Move Over, Siri: The New Breed of Mobile Holiday Helpers
Apple first introduced the world to its personal digital assistant, Siri, in October 2011. Since then, millions of consumers have adapted to the idea of having a personal concierge with them at all times. Need directions? Siri can help with that. Want to know where the nearest Starbucks location is? Siri can help with that, too.
More recently, we were introduced to another mobile helper, Amazon Mayday. Not sure how to connect your Kindle to your TV? Not a problem. A live video agent can help you get that all sorted out with the tap of a screen. And in June 2014, Amazon.com announced that Mayday will also be part of every Amazon Fire phone, offering live video tech support to all users.
If early feedback holds up, mobile users will come to expect Mayday-type of live video assistance whenever — and wherever — they need help. Unlike other forms of customer service such as email, live video assistance offers instant gratification and a more personal experience. It's similar to being in-store and having an associate assist with a sale or product question. Live assistance sessions have proved to be a profitable investment for retailers for years, beginning with live chat and evolving to include co-browsing sessions and now live video. Furthermore, as mobile is quickly trending to become the dominant channel for e-commerce, live video assistance on mobile devices is being touted as the future of customer service.

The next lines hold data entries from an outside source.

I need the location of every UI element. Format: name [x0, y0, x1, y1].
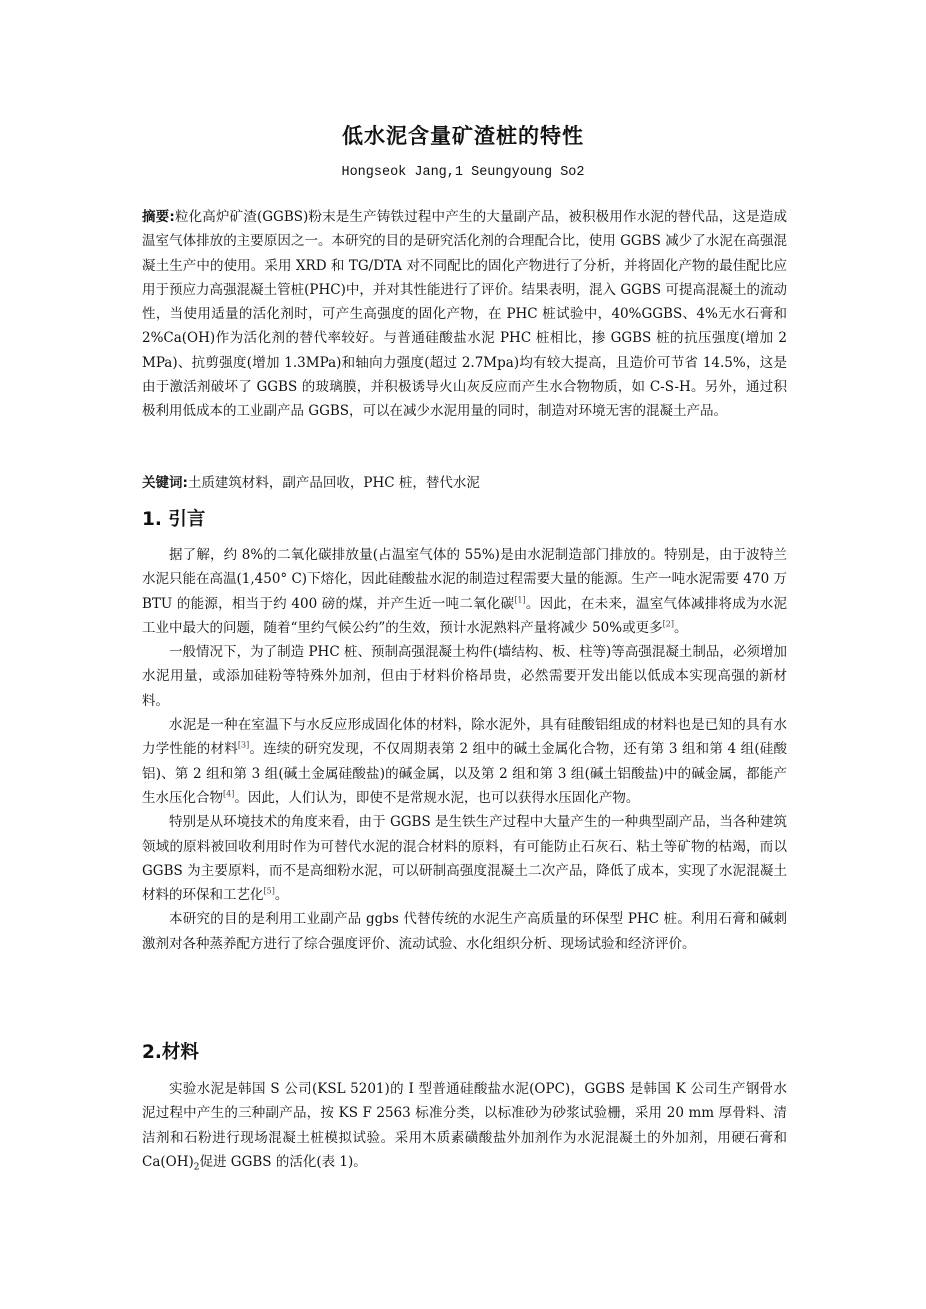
intro-p1-text-c: 。: [673, 619, 688, 636]
citation-ref-3: [3]: [237, 740, 250, 750]
abstract-label: 摘要:: [142, 209, 175, 225]
abstract-text: 粒化高炉矿渣(GGBS)粉末是生产铸铁过程中产生的大量副产品，被积极用作水泥的替代品，这是造成温室气体排放的主要原因之一。本研究的目的是研究活化剂的合理配合比，使用 GGBS 减少了水泥在高强混凝土生产中的使用。采用 XRD 和 TG/DTA 对不同配比的固化产物进行了分析，并将固化产物的最佳配比应用于预应力高强混凝土管桩(PHC)中，并对其性能进行了评价。结果表明，混入 GGBS 可提高混凝土的流动性，当使用适量的活化剂时，可产生高强度的固化产物，在 PHC 桩试验中，40%GGBS、4%无水石膏和 2%Ca(OH)作为活化剂的替代率较好。与普通硅酸盐水泥 PHC 桩相比，掺 GGBS 桩的抗压强度(增加 2 MPa)、抗剪强度(增加 1.3MPa)和轴向力强度(超过 2.7Mpa)均有较大提高，且造价可节省 14.5%，这是由于激活剂破坏了 GGBS 的玻璃膜，并积极诱导火山灰反应而产生水合物物质，如 C-S-H。另外，通过积极利用低成本的工业副产品 GGBS，可以在减少水泥用量的同时，制造对环境无害的混凝土产品。: [142, 209, 787, 420]
intro-paragraph-2: 一般情况下，为了制造 PHC 桩、预制高强混凝土构件(墙结构、板、柱等)等高强混凝土制品，必须增加水泥用量，或添加硅粉等特殊外加剂，但由于材料价格昂贵，必然需要开发出能以低成本实现高强的新材料。: [142, 644, 787, 709]
intro-paragraph-1: [142, 543, 787, 640]
intro-paragraph-3: [142, 713, 787, 810]
abstract: [142, 205, 787, 424]
intro-p4-text-a: 特别是从环境技术的角度来看，由于 GGBS 是生铁生产过程中大量产生的一种典型副产品，当各种建筑领域的原料被回收利用时作为可替代水泥的混合材料的原料，有可能防止石灰石、粘土等矿物的枯竭，而以 GGBS 为主要原料，而不是高细粉水泥，可以研制高强度混凝土二次产品，降低了成本，实现了水泥混凝土材料的环保和工艺化: [142, 814, 787, 904]
materials-p1-text-b: 促进 GGBS 的活化(表 1)。: [199, 1153, 367, 1170]
intro-p3-text-a: 水泥是一种在室温下与水反应形成固化体的材料，除水泥外，具有硅酸铝组成的材料也是已知的具有水力学性能的材料: [142, 717, 787, 758]
citation-ref-5: [5]: [263, 886, 275, 896]
citation-ref-1: [1]: [514, 595, 526, 605]
section-heading-materials: 2.材料: [142, 1042, 199, 1063]
keywords-text: 土质建筑材料，副产品回收，PHC 桩，替代水泥: [187, 475, 480, 491]
keywords-label: 关键词:: [142, 475, 188, 491]
materials-p1-text-a: 实验水泥是韩国 S 公司(KSL 5201)的 I 型普通硅酸盐水泥(OPC)，GGBS 是韩国 K 公司生产钢骨水泥过程中产生的三种副产品，按 KS F 2563 标准分类，以标准砂为砂浆试验栅，采用 20 mm 厚骨料、清洁剂和石粉进行现场混凝土桩模拟试验。采用木质素磺酸盐外加剂作为水泥混凝土的外加剂，用硬石膏和 Ca(OH): [142, 1081, 787, 1170]
intro-paragraph-4: [142, 810, 787, 907]
intro-paragraph-5: 本研究的目的是利用工业副产品 ggbs 代替传统的水泥生产高质量的环保型 PHC 桩。利用石膏和碱刺激剂对各种蒸养配方进行了综合强度评价、流动试验、水化组织分析、现场试验和经济评价。: [142, 911, 788, 952]
materials-section: [142, 1077, 787, 1174]
citation-ref-4: [4]: [223, 789, 235, 799]
intro-p1-text-a: 据了解，约 8%的二氧化碳排放量(占温室气体的 55%)是由水泥制造部门排放的。特别是，由于波特兰水泥只能在高温(1,450° C)下熔化，因此硅酸盐水泥的制造过程需要大量的能源。生产一吨水泥需要 470 万 BTU 的能源，相当于约 400 磅的煤，并产生近一吨二氧化碳: [142, 547, 787, 612]
intro-p3-text-b: 。连续的研究发现，不仅周期表第 2 组中的碱土金属化合物，还有第 3 组和第 4 组(硅酸铝)、第 2 组和第 3 组(碱土金属硅酸盐)的碱金属，以及第 2 组和第 3 组(碱土铝酸盐)中的碱金属，都能产生水压化合物: [142, 741, 788, 806]
citation-ref-2: [2]: [662, 619, 674, 629]
paper-title: 低水泥含量矿渣桩的特性: [342, 124, 584, 148]
section-heading-introduction: 1. 引言: [142, 509, 206, 530]
subscript-2: 2: [193, 1162, 200, 1173]
introduction-section: [142, 543, 787, 956]
materials-paragraph-1: [142, 1077, 787, 1174]
intro-p3-text-c: 。因此，人们认为，即使不是常规水泥，也可以获得水压固化产物。: [234, 789, 640, 806]
keywords: [142, 471, 787, 495]
intro-p4-text-b: 。: [274, 887, 289, 904]
intro-p1-text-b: 。因此，在未来，温室气体减排将成为水泥工业中最大的问题，随着“里约气候公约”的生效，预计水泥熟料产量将减少 50%或更多: [142, 595, 787, 636]
author-list: Hongseok Jang,1 Seungyoung So2: [341, 165, 585, 180]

With the 2014 holiday season rapidly approaching, there's no doubt that this year we'll see record levels of mobile commerce. In 2013, more than one in four holiday e-commerce orders in the U.S. came from mobile devices. Mobile devices continue to gain e-commerce purchase share already in 2014. This June, the share of mobile orders increased to 21 percent, up from 16 percent in June 2013. Despite this growth, mobile commerce sessions still convert at a fraction of the rate of desktop and tablet sessions — often at roughly 25 percent of desktop rates.